While the program’s survey found that was the primary concern of residents, Flynn’s team expects to work harder to get residents past that fear, with more focused coaching, business outreach and a plan to develop an onsite business at Palmer Court by developing a commercial kitchen at the facility since there was a kitchen leftover from when the building was a hotel.

While the jobs program is making progress, it’s also operating on a $50,000 grant from the Butler Foundation that will expire in 2012. Further relief could come in the 2012 legislative session, however, if King passes his tax-credit bill. While King is patterning his prospective bill after legislation in Florida that offers a $1,000 tax credit to businesses that hire homeless individuals, he’s still toying with the right amount the credit should offer.

“You want to have an amount that’s not so high that you say, well, this is a budget-buster,” King says. “But you want it high enough that it’s meaningful in terms of providing a real incentive to a small business, for example.”

“We’re always looking for that sort of win-win opportunity for employers and our customers,” says Joey McNamee, the Department of Workforce Service’s supervisor for the jobs pilot program. “This is an added incentive for the employer, so it’s hard for me to imagine how that could hurt.”

McNamee works closely with her department’s job coaches at Palmer Court, and while a tax credit could go a long ways, she cautions that it may be impossible for some participants to transition completely from supportive housing to total self-reliance.

“I don’t want to make it sound like that happens overnight,” McNamee says. “I don’t expect to see a huge bump in turnover because everybody’s moving out in six months.”

Whether a tax credit can turn the down and out into the upwardly mobile—whether they come straight from the street or from supportive housing units like Palmer Court—remains to be seen. But that’s not to say that giving employers the means to help the needy doesn’t come without benefits.

“We look at employment as a part of a recovery process,” McNamee says. “How far that goes is always open-ended.” If a Palmer Court resident works janitorial service once a week or lands a full-time job, the emphasis, McNamee says, is realizing that the work experience gives meaning and purpose to people—and for her clients that can be an incredibly rewarding investment.

“Work is a common experience for many Americans, and so fitting into that norm can be an empowering experience,” McNamee says. “We want to cause this positive-feedback loop where people work, feel better about it and use it as an opportunity to address some other issues going on in their lives.”

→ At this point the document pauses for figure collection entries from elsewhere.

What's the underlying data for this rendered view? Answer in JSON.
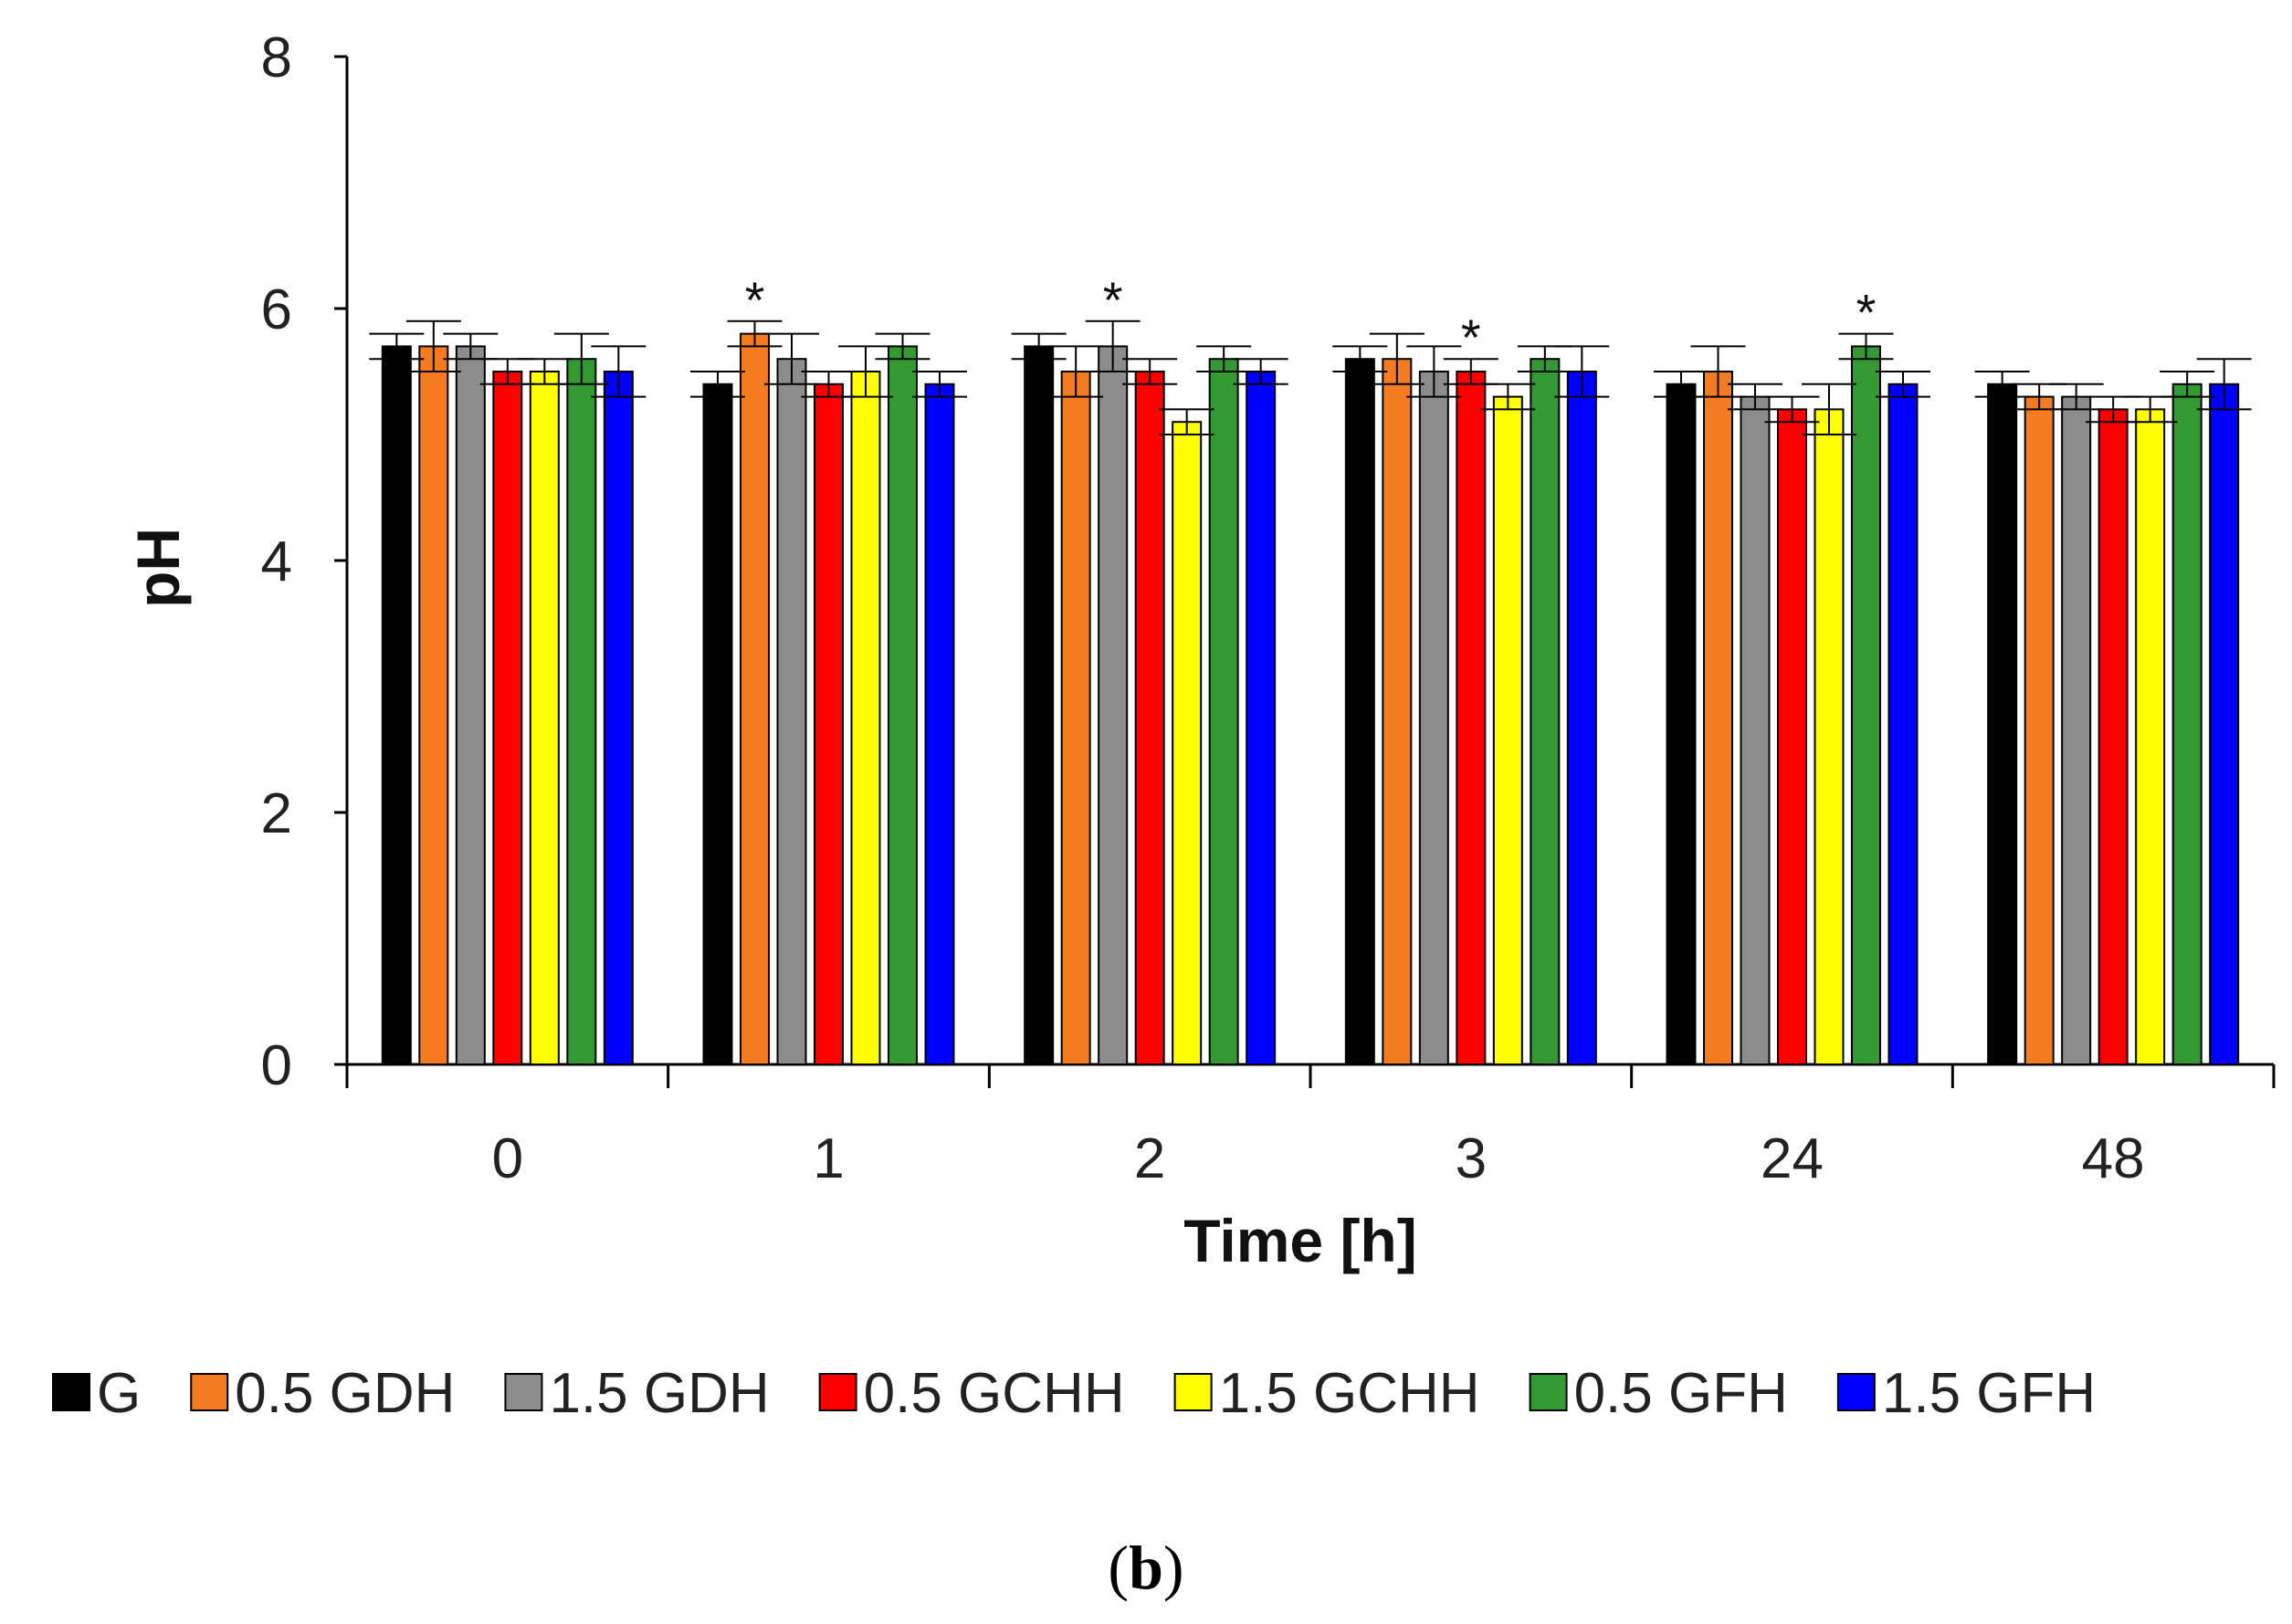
{
  "chart_data": {
    "type": "bar",
    "title": "",
    "xlabel": "Time [h]",
    "ylabel": "pH",
    "ylim": [
      0,
      8
    ],
    "yticks": [
      "0",
      "2",
      "4",
      "6",
      "8"
    ],
    "categories": [
      "0",
      "1",
      "2",
      "3",
      "24",
      "48"
    ],
    "grid": false,
    "legend_position": "bottom",
    "series": [
      {
        "name": "G",
        "color": "#000000",
        "values": [
          5.7,
          5.4,
          5.7,
          5.6,
          5.4,
          5.4
        ],
        "errors": [
          0.1,
          0.1,
          0.1,
          0.1,
          0.1,
          0.1
        ]
      },
      {
        "name": "0.5 GDH",
        "color": "#f47b20",
        "values": [
          5.7,
          5.8,
          5.5,
          5.6,
          5.5,
          5.3
        ],
        "errors": [
          0.2,
          0.1,
          0.2,
          0.2,
          0.2,
          0.1
        ]
      },
      {
        "name": "1.5 GDH",
        "color": "#8c8c8c",
        "values": [
          5.7,
          5.6,
          5.7,
          5.5,
          5.3,
          5.3
        ],
        "errors": [
          0.1,
          0.2,
          0.2,
          0.2,
          0.1,
          0.1
        ]
      },
      {
        "name": "0.5 GCHH",
        "color": "#ff0000",
        "values": [
          5.5,
          5.4,
          5.5,
          5.5,
          5.2,
          5.2
        ],
        "errors": [
          0.1,
          0.1,
          0.1,
          0.1,
          0.1,
          0.1
        ]
      },
      {
        "name": "1.5 GCHH",
        "color": "#ffff00",
        "values": [
          5.5,
          5.5,
          5.1,
          5.3,
          5.2,
          5.2
        ],
        "errors": [
          0.1,
          0.2,
          0.1,
          0.1,
          0.2,
          0.1
        ]
      },
      {
        "name": "0.5 GFH",
        "color": "#339933",
        "values": [
          5.6,
          5.7,
          5.6,
          5.6,
          5.7,
          5.4
        ],
        "errors": [
          0.2,
          0.1,
          0.1,
          0.1,
          0.1,
          0.1
        ]
      },
      {
        "name": "1.5 GFH",
        "color": "#0000ff",
        "values": [
          5.5,
          5.4,
          5.5,
          5.5,
          5.4,
          5.4
        ],
        "errors": [
          0.2,
          0.1,
          0.1,
          0.2,
          0.1,
          0.2
        ]
      }
    ],
    "annotations": [
      {
        "text": "*",
        "category": "1",
        "series": "0.5 GDH"
      },
      {
        "text": "*",
        "category": "2",
        "series": "1.5 GDH"
      },
      {
        "text": "*",
        "category": "3",
        "series": "0.5 GCHH"
      },
      {
        "text": "*",
        "category": "24",
        "series": "0.5 GFH"
      }
    ]
  },
  "caption": {
    "open": "(",
    "label": "b",
    "close": ")"
  }
}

King hopes his bill will include a credit directed at not just the homeless, but also homeless veterans. He hopes to fine-tune it enough by the Legislature's session that the credit could be incentive enough to bring the homeless into full-time employment and the kind of stability that could replace reliance on the public dime.

“Part of [my] motivation is that [this proposal] lays bare some of the real feelings of some of my conservative colleagues: Are they serious about providing tax relief to small and mid-size businesses in the state of Utah?” King says. “I want to know how serious they are about helping [homeless Utahns] that, in my perspective, are clearly in the greatest need of help.”